In March 2005, the agreement was registered as a local land charge. The appellant learnt of the agreement when he received the results of a local search in the course of buying his property. In April 2005, the appellant became the registered proprietor of the property.

The auction catalogue had described the property as being in need of complete refurbishment and redecoration, thereby suggesting that the association had not carried out its obligations under the agreement. An issue arose as to whether the respondents were empowered, by section 609 of the 1985 Act, to enforce against the appellant the positive obligations contained in the agreement, in particular to carry out the essential repair works.

The county court held that, in the absence of any authority on the proper interpretation of the section, the weight of academic authority concluded that section 609 did allow positive covenants to be enforced. The appellant appealed.

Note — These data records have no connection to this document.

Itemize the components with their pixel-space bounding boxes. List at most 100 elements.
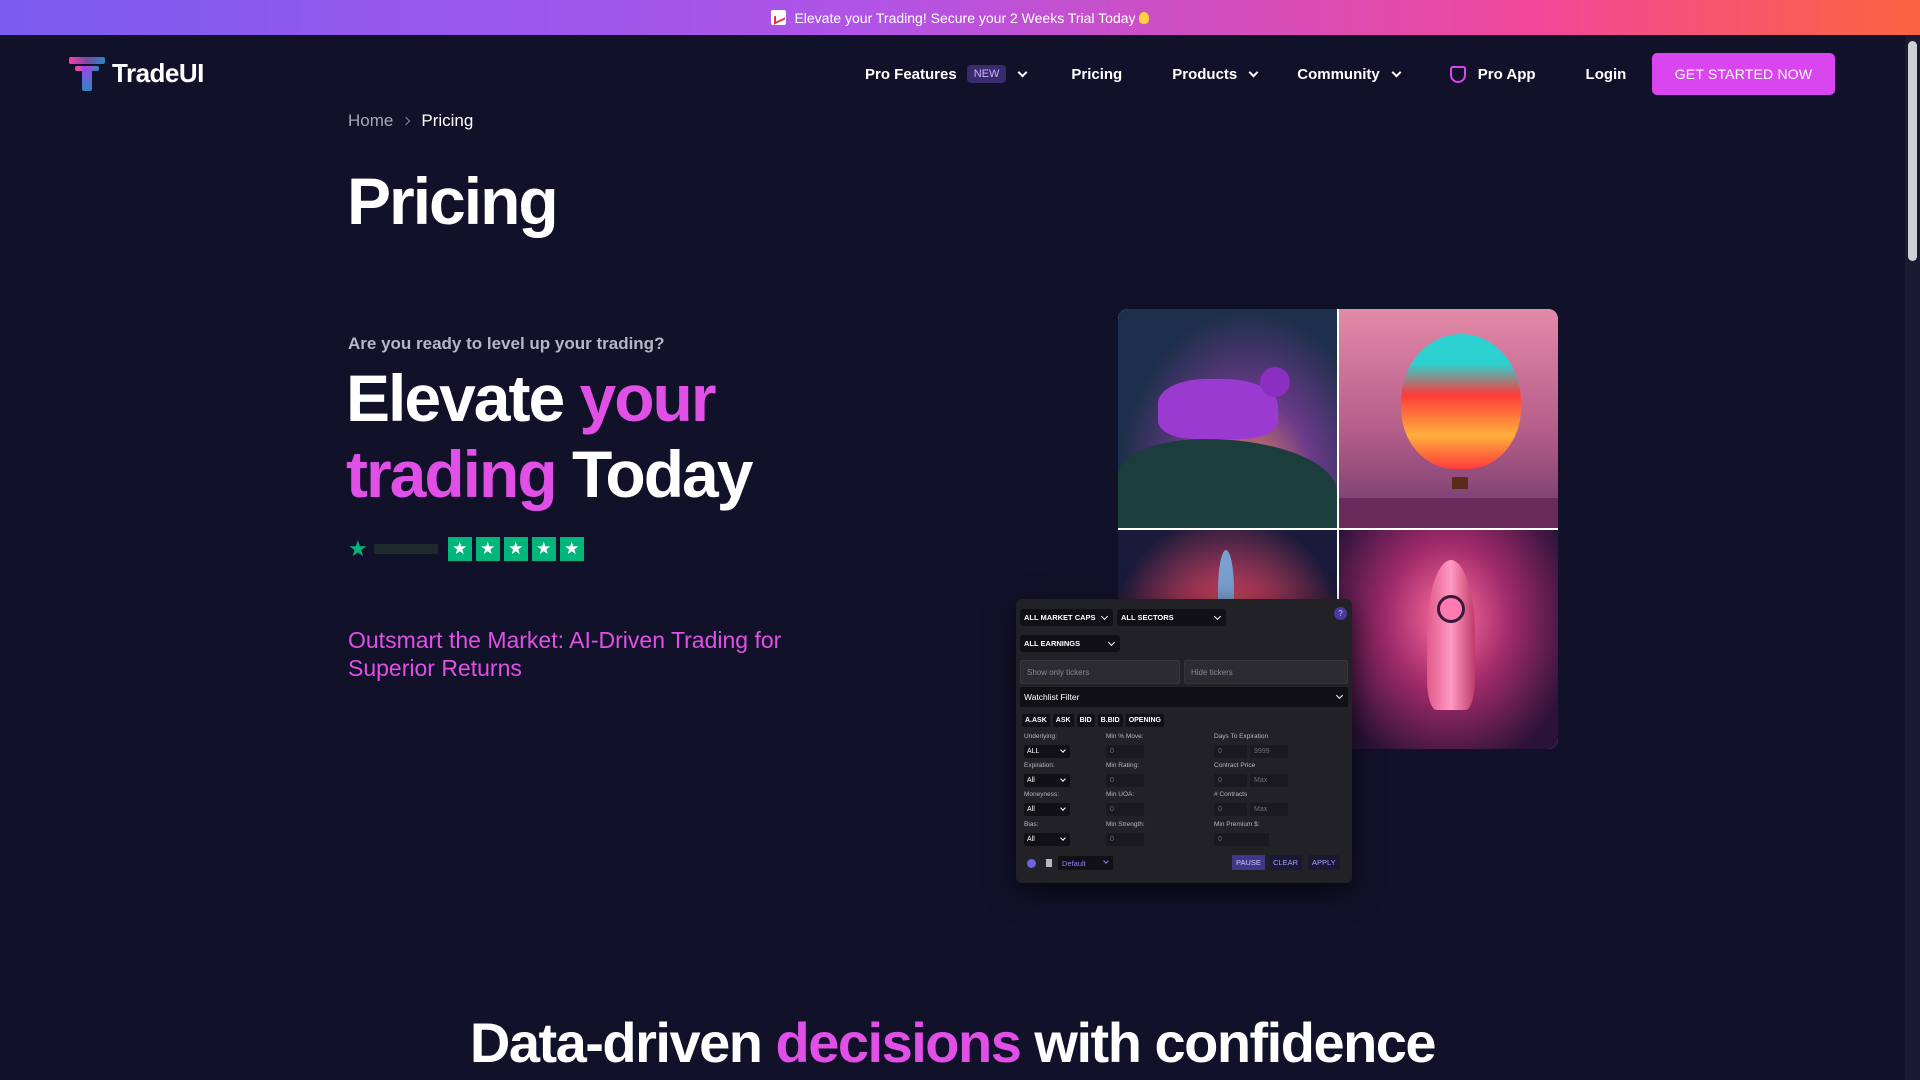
- nav-pro-features-label: Pro Features: [865, 65, 957, 83]
- preset-select[interactable]: Default: [1058, 856, 1113, 870]
- chevron-down-icon: [1248, 67, 1259, 77]
- shield-icon: [1449, 65, 1466, 83]
- contract-max-input[interactable]: Max: [1250, 774, 1288, 787]
- price-chips: A.ASK ASK BID B.BID OPENING: [1022, 714, 1167, 727]
- contract-min-input[interactable]: 0: [1214, 774, 1247, 787]
- nav-pro-app-label: Pro App: [1477, 65, 1536, 83]
- hide-tickers-input[interactable]: Hide tickers: [1184, 660, 1348, 684]
- options-filter-panel: ALL MARKET CAPS ALL SECTORS ? ALL EARNIN…: [1016, 599, 1352, 883]
- chart-increasing-icon: [771, 10, 787, 25]
- expiration-label: Expiration:: [1024, 762, 1055, 769]
- underlying-select[interactable]: ALL: [1024, 745, 1070, 758]
- hero-line1-accent: your: [579, 361, 717, 435]
- nav-pro-features[interactable]: Pro Features NEW: [865, 65, 1028, 83]
- light-bulb-icon: [1138, 11, 1149, 24]
- section-heading-plain1: Data-driven: [469, 1011, 776, 1074]
- section-heading: Data-driven decisions with confidence: [0, 1010, 1905, 1075]
- trustpilot-rating[interactable]: ★ ★ ★ ★ ★ ★: [348, 536, 588, 562]
- chevron-down-icon: [1017, 67, 1028, 77]
- bias-select[interactable]: All: [1024, 833, 1070, 846]
- pause-button[interactable]: PAUSE: [1232, 855, 1265, 870]
- min-move-label: Min % Move:: [1106, 733, 1144, 740]
- days-to-expiration-label: Days To Expiration: [1214, 733, 1269, 740]
- promo-banner[interactable]: Elevate your Trading! Secure your 2 Week…: [0, 0, 1920, 35]
- hero-tagline: Outsmart the Market: AI-Driven Trading f…: [348, 627, 782, 681]
- watchlist-filter-select[interactable]: Watchlist Filter: [1020, 687, 1348, 707]
- panel-footer: Default PAUSE CLEAR APPLY: [1020, 855, 1348, 871]
- nav-community-label: Community: [1297, 65, 1380, 83]
- brand-name: TradeUI: [112, 57, 204, 88]
- show-tickers-input[interactable]: Show only tickers: [1020, 660, 1180, 684]
- moneyness-label: Moneyness:: [1024, 791, 1060, 798]
- moneyness-select[interactable]: All: [1024, 803, 1070, 816]
- contracts-min-input[interactable]: 0: [1214, 803, 1247, 816]
- apply-button[interactable]: APPLY: [1308, 855, 1340, 870]
- nav-pro-app[interactable]: Pro App: [1449, 65, 1536, 83]
- site-header: TradeUI Pro Features NEW Pricing Product…: [0, 35, 1905, 113]
- breadcrumb-home[interactable]: Home: [348, 111, 393, 131]
- clear-button[interactable]: CLEAR: [1269, 855, 1303, 870]
- min-move-input[interactable]: 0: [1106, 745, 1144, 758]
- new-badge: NEW: [966, 65, 1007, 83]
- page-title: Pricing: [347, 164, 559, 238]
- nav-pricing[interactable]: Pricing: [1071, 66, 1122, 83]
- bias-label: Bias:: [1024, 821, 1039, 828]
- hero-heading: Elevate your trading Today: [346, 360, 906, 512]
- days-max-input[interactable]: 9999: [1250, 745, 1288, 758]
- hero-eyebrow: Are you ready to level up your trading?: [348, 334, 665, 353]
- hero-line2-accent: trading: [346, 437, 558, 511]
- help-icon[interactable]: ?: [1334, 607, 1347, 620]
- sectors-select[interactable]: ALL SECTORS: [1117, 609, 1226, 626]
- min-strength-label: Min Strength:: [1106, 821, 1145, 828]
- nav-community[interactable]: Community: [1297, 65, 1402, 83]
- get-started-button[interactable]: GET STARTED NOW: [1652, 53, 1835, 95]
- trustpilot-star-icon: ★: [348, 536, 368, 561]
- nav-products[interactable]: Products: [1172, 65, 1259, 83]
- market-caps-select[interactable]: ALL MARKET CAPS: [1020, 609, 1113, 626]
- scrollbar-thumb[interactable]: [1908, 41, 1917, 261]
- chip-a-ask[interactable]: A.ASK: [1022, 714, 1050, 727]
- trustpilot-logo: [373, 544, 438, 554]
- breadcrumb-current: Pricing: [421, 111, 474, 130]
- min-premium-label: Min Premium $:: [1214, 821, 1260, 828]
- rating-star-icon: ★: [503, 537, 528, 561]
- contracts-label: # Contracts: [1214, 791, 1248, 798]
- gear-icon[interactable]: [1027, 858, 1036, 868]
- rating-star-icon: ★: [531, 537, 556, 561]
- min-rating-input[interactable]: 0: [1106, 774, 1144, 787]
- hero-line2-plain: Today: [555, 437, 753, 511]
- expiration-select[interactable]: All: [1024, 774, 1070, 787]
- underlying-label: Underlying:: [1024, 733, 1057, 740]
- brand-logo[interactable]: TradeUI: [69, 55, 204, 91]
- section-heading-plain2: with confidence: [1020, 1011, 1436, 1074]
- nav-pricing-label: Pricing: [1071, 65, 1123, 83]
- min-strength-input[interactable]: 0: [1106, 833, 1144, 846]
- nav-login[interactable]: Login: [1586, 66, 1627, 83]
- chip-bid[interactable]: BID: [1076, 714, 1095, 727]
- chip-b-bid[interactable]: B.BID: [1097, 714, 1123, 727]
- rating-star-icon: ★: [559, 537, 584, 561]
- chip-opening[interactable]: OPENING: [1125, 714, 1164, 727]
- contracts-max-input[interactable]: Max: [1250, 803, 1288, 816]
- nav-products-label: Products: [1172, 65, 1238, 83]
- breadcrumb: Home Pricing: [348, 111, 473, 131]
- logo-mark-icon: [69, 55, 105, 91]
- min-premium-input[interactable]: 0: [1214, 833, 1269, 846]
- min-uoa-label: Min UOA:: [1106, 791, 1135, 798]
- page-scrollbar[interactable]: [1905, 35, 1920, 1080]
- trash-icon[interactable]: [1046, 859, 1052, 867]
- contract-price-label: Contract Price: [1214, 762, 1256, 769]
- chevron-down-icon: [1391, 67, 1402, 77]
- hero-line1-plain: Elevate: [346, 361, 580, 435]
- rating-star-icon: ★: [447, 537, 472, 561]
- days-min-input[interactable]: 0: [1214, 745, 1247, 758]
- nav-login-label: Login: [1585, 65, 1627, 83]
- min-rating-label: Min Rating:: [1106, 762, 1139, 769]
- section-heading-accent: decisions: [775, 1011, 1022, 1074]
- chevron-right-icon: [402, 116, 411, 126]
- promo-text: Elevate your Trading! Secure your 2 Week…: [794, 9, 1136, 26]
- earnings-select[interactable]: ALL EARNINGS: [1020, 635, 1120, 652]
- rocket-image: [1339, 530, 1558, 749]
- min-uoa-input[interactable]: 0: [1106, 803, 1144, 816]
- chip-ask[interactable]: ASK: [1052, 714, 1074, 727]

Held: The appeal was allowed.

Section 609 did not permit the enforcement of positive covenants against a subsequent purchaser of the freehold; the concluding part of that section put a local housing authority into the same position as a landowner that had taken a covenant on a disposal of freehold land for the benefit of retained land and had continued to retain that land.

Section 609 enabled a covenant to be enforced by a housing authority “in like manner” and “to the like extent” as though it had been interested in “such land” (that is, land for the benefit of which the covenant was entered into). Parliament must be taken to have legislated against the background of the general law and, in the absence of contrary authority, the intention must have been to disapply the requirement that the covenantee retained land, and the covenants were enforceable to the extent that they benefited the land of the covenantee. This was the limit of what the section said and parliament could not be taken to have done more. In particular, clearer words would have been necessary had parliament intended to put a local housing authority into a position that no private landowner could achieve, by making the burden of positive covenants run with freehold land. Furthermore, the Law Commission’s pre-consolidation report was a strong indication that that was not parliament’s intention.

A covenant entered into pursuant to section 609 was enforceable by injunction or damages in lieu; the extent of enforcement was the extent to which the covenants were negative in substance.

Robert Craven (instructed by Brinley Morris Rees & Jones, of Llanelli) appeared for the appellant; Ashley Underwood QC and Richard Moules (instructed by the legal department of Wycombe District Council) appeared for the respondents.